Qattro storie, in maniera più o meno profonda si incrociano e si intrecciano. Una coppia americana, un matrimonio messicano, due ragazzi marocchini, una ragazza sola.
...i critici sembrano essersi accorti solo di questo.
In tutto il film nessuno riesce a comunicare con l'altro. Ogniuno crede di sapere cosa è, e cosa pensa, e cosa vuole l'altro. E non si sforza di vedere. Di sentire. Di capire.
Questo film non è una foto. Nessuna delle storie è effettivamente reale o quantomeno plausibile.
Non è questo il film. Il film è Babele.
Il nostro mondo, la nostra ottusità è Babele.
Il non rendersi conto che qualcuno stà tentando di dirci qualcosa, perché siamo troppo peresi dal nostro modo di pensare per aprirci, fermarci, e ascoltare.
La storia della regazza muta, sorda, sola, nella Tokio brulicante di vita, di colori, di rumori, forse è la più emblematica.

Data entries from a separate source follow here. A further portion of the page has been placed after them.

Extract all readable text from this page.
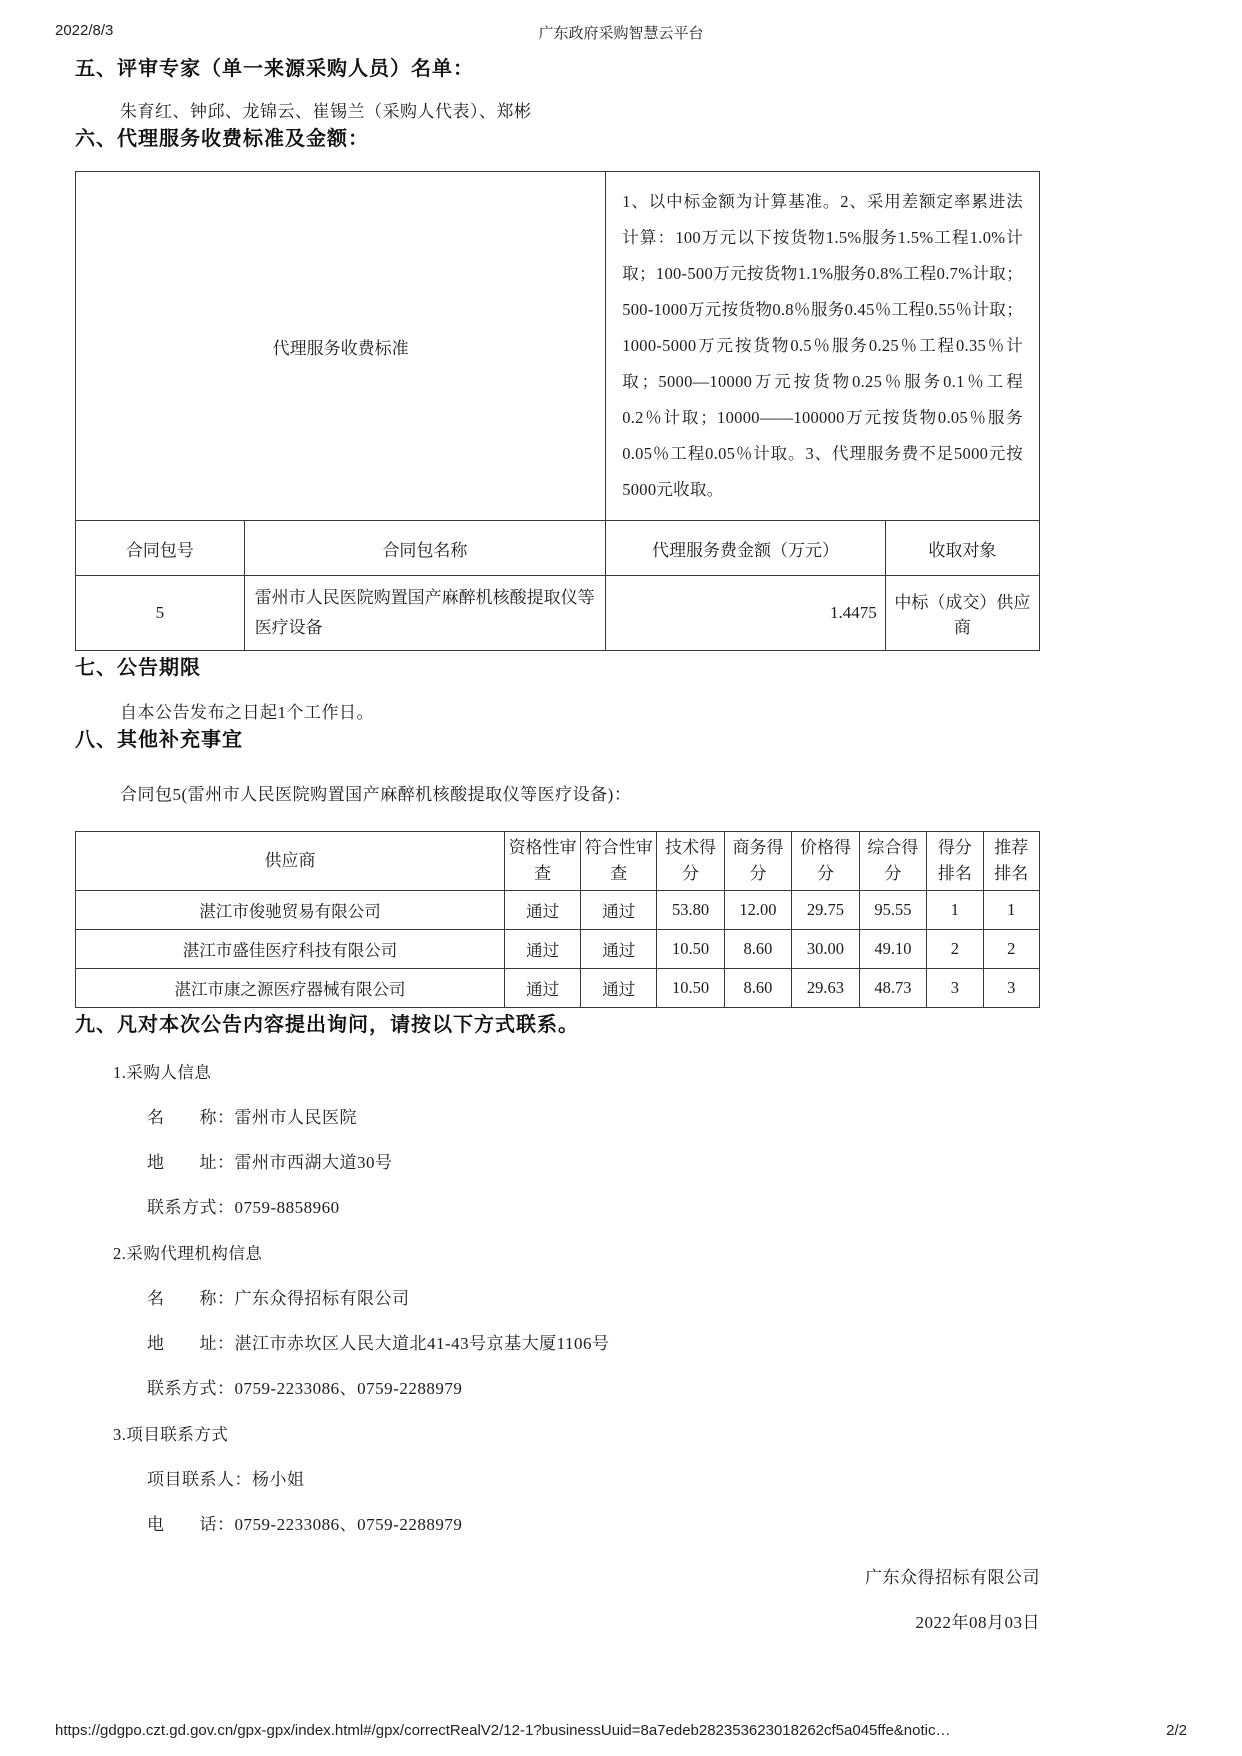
2022/8/3	广东政府采购智慧云平台
五、评审专家（单一来源采购人员）名单：
朱育红、钟邱、龙锦云、崔锡兰（采购人代表）、郑彬
六、代理服务收费标准及金额：
代理服务收费标准		1、以中标金额为计算基准。2、采用差额定率累进法计算：100万元以下按货物1.5%服务1.5%工程1.0%计取；100-500万元按货物1.1%服务0.8%工程0.7%计取；500-1000万元按货物0.8％服务0.45％工程0.55％计取；1000-5000万元按货物0.5％服务0.25％工程0.35％计取；5000—10000万元按货物0.25％服务0.1％工程0.2％计取；10000——100000万元按货物0.05％服务0.05％工程0.05％计取。3、代理服务费不足5000元按5000元收取。	
合同包号	合同包名称	代理服务费金额（万元）	收取对象
5	雷州市人民医院购置国产麻醉机核酸提取仪等医疗设备	1.4475	中标（成交）供应商
七、公告期限
自本公告发布之日起1个工作日。
八、其他补充事宜
合同包5(雷州市人民医院购置国产麻醉机核酸提取仪等医疗设备)：
供应商	资格性审查	符合性审查	技术得分	商务得分	价格得分	综合得分	得分排名	推荐排名
湛江市俊驰贸易有限公司	通过	通过	53.80	12.00	29.75	95.55	1	1
湛江市盛佳医疗科技有限公司	通过	通过	10.50	8.60	30.00	49.10	2	2
湛江市康之源医疗器械有限公司	通过	通过	10.50	8.60	29.63	48.73	3	3
九、凡对本次公告内容提出询问，请按以下方式联系。
1.采购人信息
名　　称：雷州市人民医院
地　　址：雷州市西湖大道30号
联系方式：0759-8858960
2.采购代理机构信息
名　　称：广东众得招标有限公司
地　　址：湛江市赤坎区人民大道北41-43号京基大厦1106号
联系方式：0759-2233086、0759-2288979
3.项目联系方式
项目联系人：杨小姐
电　　话：0759-2233086、0759-2288979
广东众得招标有限公司
2022年08月03日
https://gdgpo.czt.gd.gov.cn/gpx-gpx/index.html#/gpx/correctRealV2/12-1?businessUuid=8a7edeb282353623018262cf5a045ffe&notic…	2/2
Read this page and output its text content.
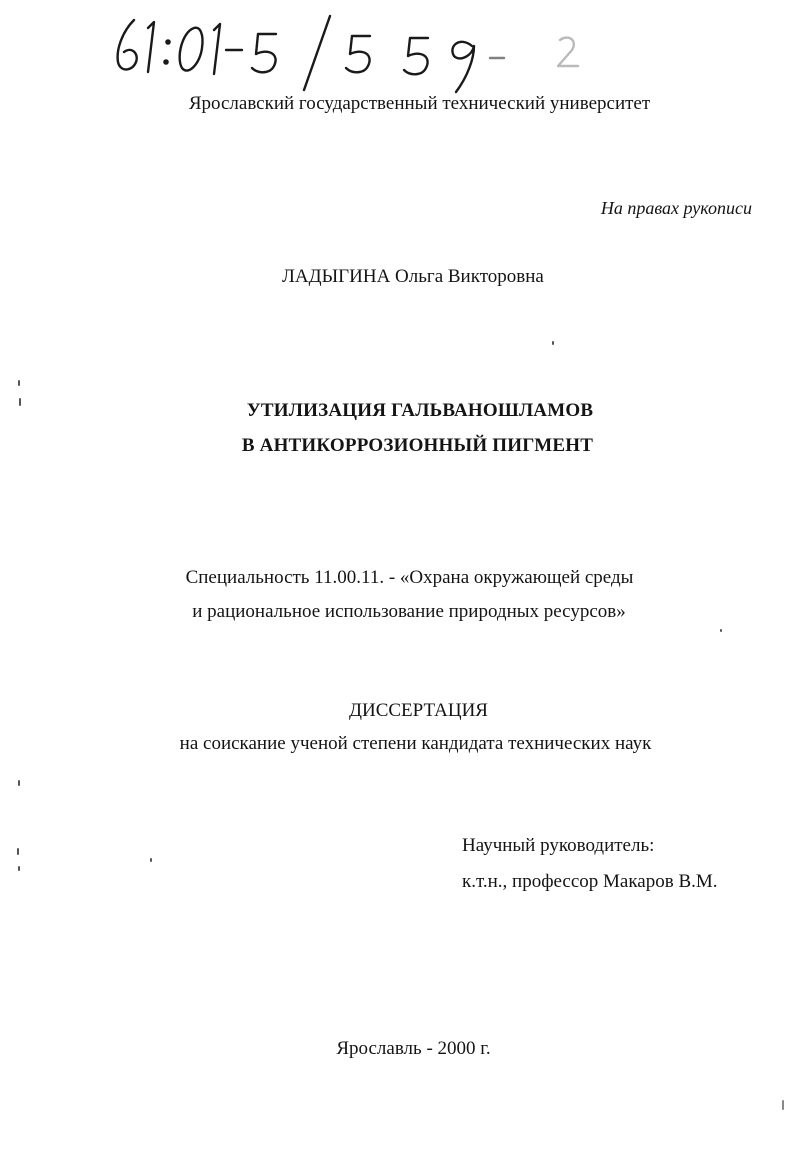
Ярославский государственный технический университет
На правах рукописи
ЛАДЫГИНА Ольга Викторовна
УТИЛИЗАЦИЯ ГАЛЬВАНОШЛАМОВ
В АНТИКОРРОЗИОННЫЙ ПИГМЕНТ
Специальность 11.00.11. - «Охрана окружающей среды
и рациональное использование природных ресурсов»
ДИССЕРТАЦИЯ
на соискание ученой степени кандидата технических наук
Научный руководитель:
к.т.н., профессор Макаров В.М.
Ярославль - 2000 г.
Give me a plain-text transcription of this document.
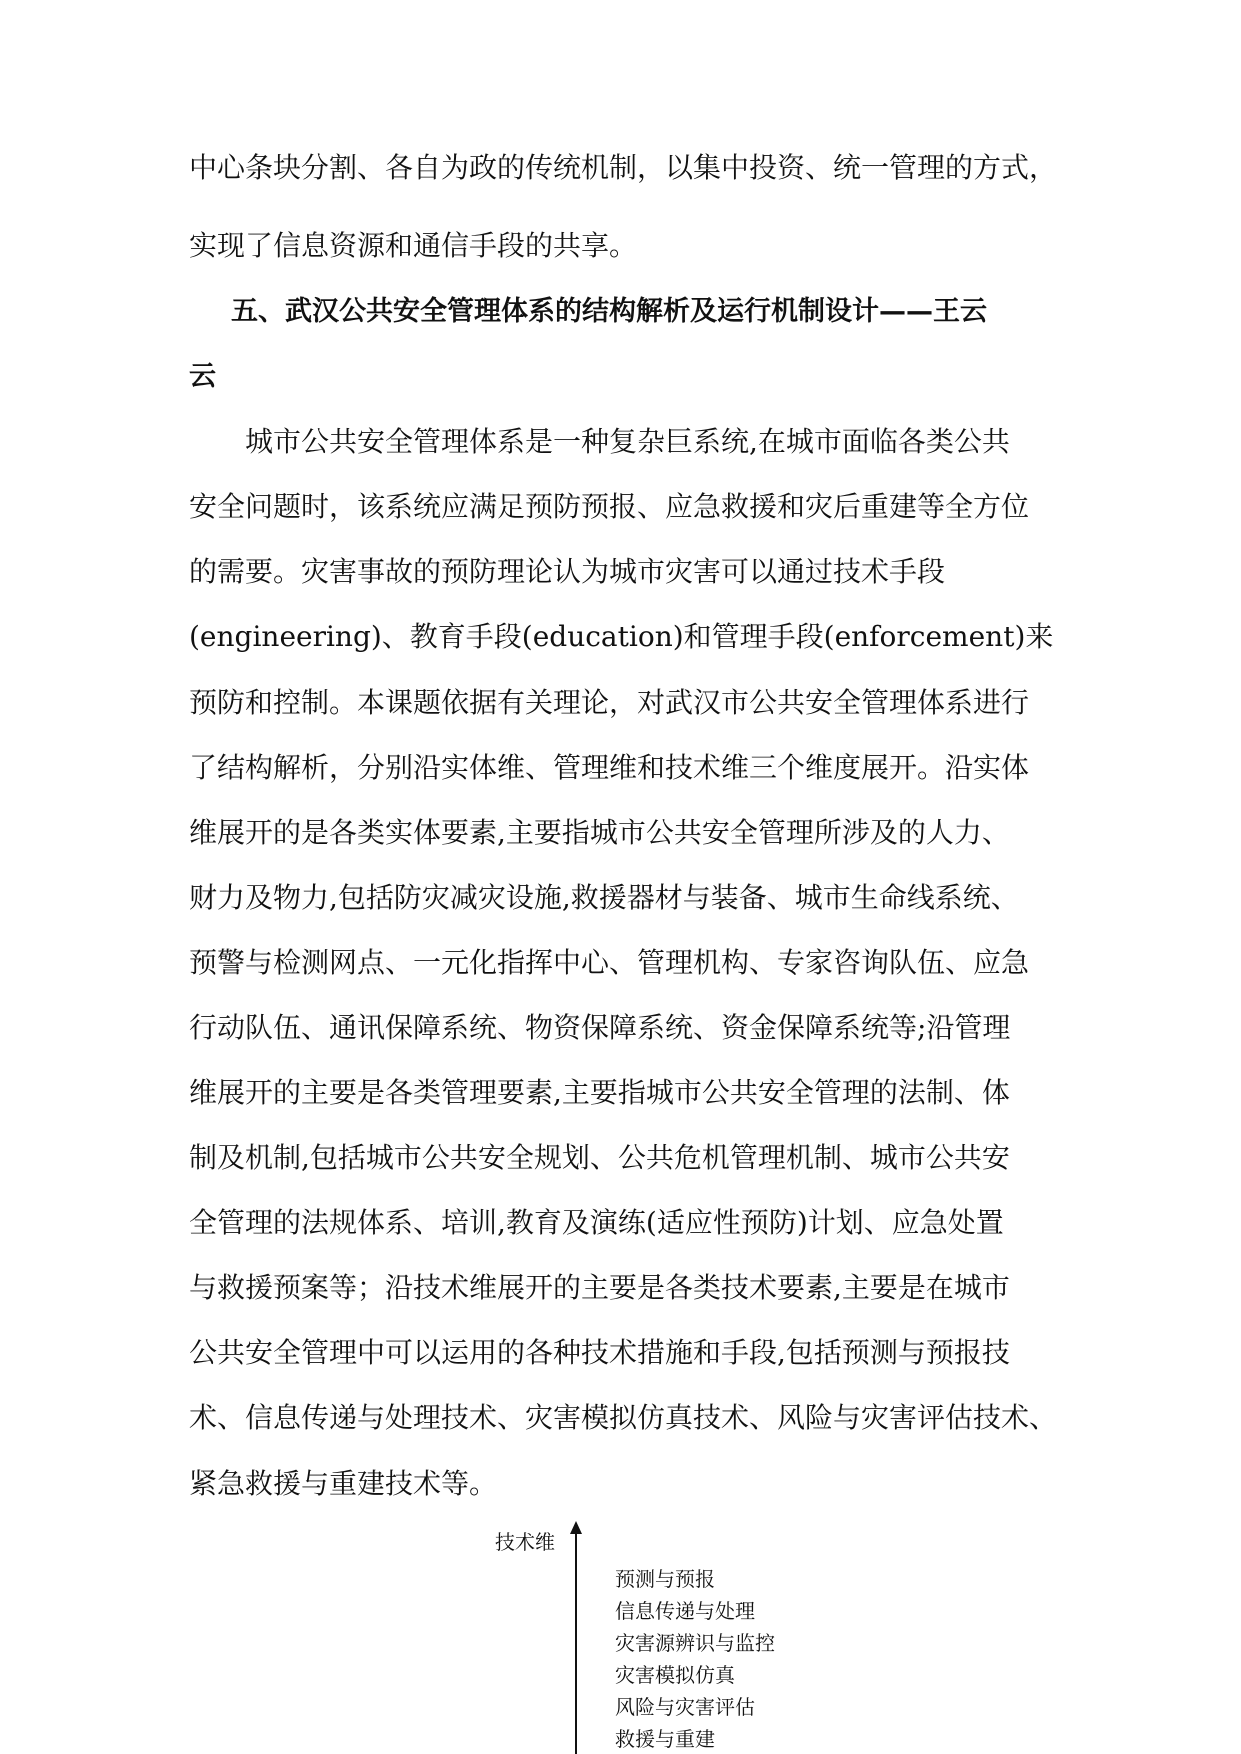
中心条块分割、各自为政的传统机制，以集中投资、统一管理的方式，
实现了信息资源和通信手段的共享。
五、武汉公共安全管理体系的结构解析及运行机制设计——王云
云
城市公共安全管理体系是一种复杂巨系统,在城市面临各类公共
安全问题时，该系统应满足预防预报、应急救援和灾后重建等全方位
的需要。灾害事故的预防理论认为城市灾害可以通过技术手段
(engineering)、教育手段(education)和管理手段(enforcement)来
预防和控制。本课题依据有关理论，对武汉市公共安全管理体系进行
了结构解析，分别沿实体维、管理维和技术维三个维度展开。沿实体
维展开的是各类实体要素,主要指城市公共安全管理所涉及的人力、
财力及物力,包括防灾减灾设施,救援器材与装备、城市生命线系统、
预警与检测网点、一元化指挥中心、管理机构、专家咨询队伍、应急
行动队伍、通讯保障系统、物资保障系统、资金保障系统等;沿管理
维展开的主要是各类管理要素,主要指城市公共安全管理的法制、体
制及机制,包括城市公共安全规划、公共危机管理机制、城市公共安
全管理的法规体系、培训,教育及演练(适应性预防)计划、应急处置
与救援预案等；沿技术维展开的主要是各类技术要素,主要是在城市
公共安全管理中可以运用的各种技术措施和手段,包括预测与预报技
术、信息传递与处理技术、灾害模拟仿真技术、风险与灾害评估技术、
紧急救援与重建技术等。
技术维
预测与预报
信息传递与处理
灾害源辨识与监控
灾害模拟仿真
风险与灾害评估
救援与重建
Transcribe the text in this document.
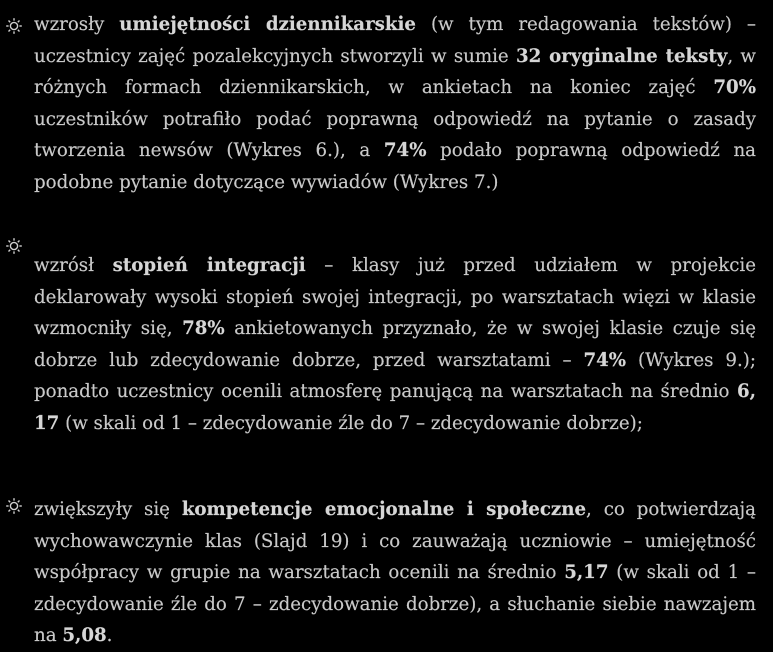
wzrosły umiejętności dziennikarskie (w tym redagowania tekstów) – uczestnicy zajęć pozalekcyjnych stworzyli w sumie 32 oryginalne teksty, w różnych formach dziennikarskich, w ankietach na koniec zajęć 70% uczestników potrafiło podać poprawną odpowiedź na pytanie o zasady tworzenia newsów (Wykres 6.), a 74% podało poprawną odpowiedź na podobne pytanie dotyczące wywiadów (Wykres 7.)
wzrósł stopień integracji – klasy już przed udziałem w projekcie deklarowały wysoki stopień swojej integracji, po warsztatach więzi w klasie wzmocniły się, 78% ankietowanych przyznało, że w swojej klasie czuje się dobrze lub zdecydowanie dobrze, przed warsztatami – 74% (Wykres 9.); ponadto uczestnicy ocenili atmosferę panującą na warsztatach na średnio 6, 17 (w skali od 1 – zdecydowanie źle do 7 – zdecydowanie dobrze);
zwiększyły się kompetencje emocjonalne i społeczne, co potwierdzają wychowawczynie klas (Slajd 19) i co zauważają uczniowie – umiejętność współpracy w grupie na warsztatach ocenili na średnio 5,17 (w skali od 1 – zdecydowanie źle do 7 – zdecydowanie dobrze), a słuchanie siebie nawzajem na 5,08.
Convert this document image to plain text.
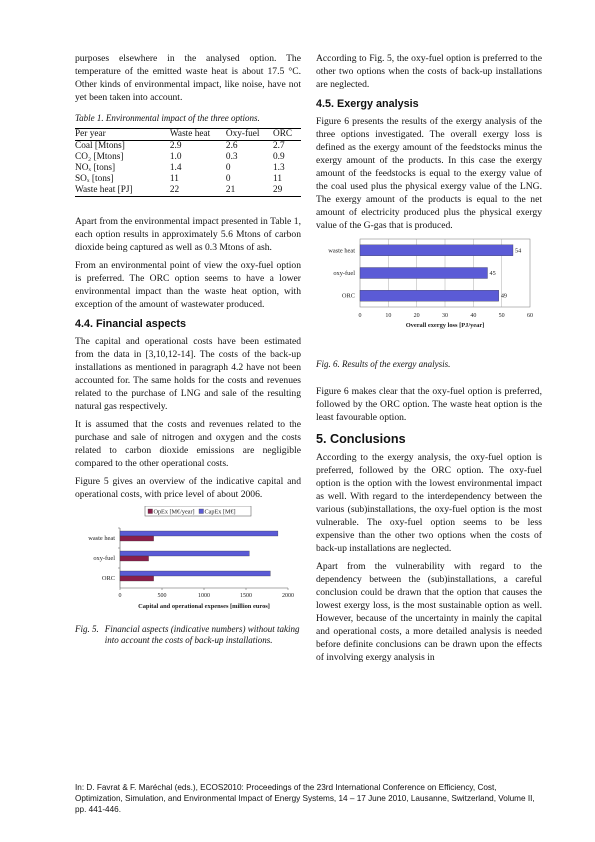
purposes elsewhere in the analysed option. The temperature of the emitted waste heat is about 17.5 °C. Other kinds of environmental impact, like noise, have not yet been taken into account.

Table 1. Environmental impact of the three options.
Per year	Waste heat	Oxy-fuel	ORC
Coal [Mtons]	2.9	2.6	2.7
CO₂ [Mtons]	1.0	0.3	0.9
NOₓ [tons]	1.4	0	1.3
SOₓ [tons]	11	0	11
Waste heat [PJ]	22	21	29

Apart from the environmental impact presented in Table 1, each option results in approximately 5.6 Mtons of carbon dioxide being captured as well as 0.3 Mtons of ash.

From an environmental point of view the oxy-fuel option is preferred. The ORC option seems to have a lower environmental impact than the waste heat option, with exception of the amount of wastewater produced.

4.4. Financial aspects

The capital and operational costs have been estimated from the data in [3,10,12-14]. The costs of the back-up installations as mentioned in paragraph 4.2 have not been accounted for. The same holds for the costs and revenues related to the purchase of LNG and sale of the resulting natural gas respectively.

It is assumed that the costs and revenues related to the purchase and sale of nitrogen and oxygen and the costs related to carbon dioxide emissions are negligible compared to the other operational costs.

Figure 5 gives an overview of the indicative capital and operational costs, with price level of about 2006.

OpEx [M€/year] CapEx [M€]
0	500	1000	1500	2000
Capital and operational expenses [million euros]
waste heat
oxy-fuel
ORC
Fig. 5. Financial aspects (indicative numbers) without taking into account the costs of back-up installations.

According to Fig. 5, the oxy-fuel option is preferred to the other two options when the costs of back-up installations are neglected.

4.5. Exergy analysis

Figure 6 presents the results of the exergy analysis of the three options investigated. The overall exergy loss is defined as the exergy amount of the feedstocks minus the exergy amount of the products. In this case the exergy amount of the feedstocks is equal to the exergy value of the coal used plus the physical exergy value of the LNG. The exergy amount of the products is equal to the net amount of electricity produced plus the physical exergy value of the G-gas that is produced.

0	10	20	30	40	50	60
Overall exergy loss [PJ/year]
waste heat	54
oxy-fuel	45
ORC	49
Fig. 6. Results of the exergy analysis.

Figure 6 makes clear that the oxy-fuel option is preferred, followed by the ORC option. The waste heat option is the least favourable option.

5. Conclusions

According to the exergy analysis, the oxy-fuel option is preferred, followed by the ORC option. The oxy-fuel option is the option with the lowest environmental impact as well. With regard to the interdependency between the various (sub)installations, the oxy-fuel option is the most vulnerable. The oxy-fuel option seems to be less expensive than the other two options when the costs of back-up installations are neglected.

Apart from the vulnerability with regard to the dependency between the (sub)installations, a careful conclusion could be drawn that the option that causes the lowest exergy loss, is the most sustainable option as well. However, because of the uncertainty in mainly the capital and operational costs, a more detailed analysis is needed before definite conclusions can be drawn upon the effects of involving exergy analysis in

In: D. Favrat & F. Maréchal (eds.), ECOS2010: Proceedings of the 23rd International Conference on Efficiency, Cost, Optimization, Simulation, and Environmental Impact of Energy Systems, 14 – 17 June 2010, Lausanne, Switzerland, Volume II, pp. 441-446.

Una sofferenza che non si riesce a esprimere. Che cerca qualunque appiglio per sopravvivere al dolore del suicidio della madre. Disposta anche a svendersi pur di riuscire a provare qualcosa. E che trova la salvezza in una carezza.
La cosa terribile è stata uscire dal cinema e sentire un signore parlarne senza aver capito.
Un film da vedere assolutamente. Un film da Sentire. Un film su cui riflettere.
Un film per cui cambiare.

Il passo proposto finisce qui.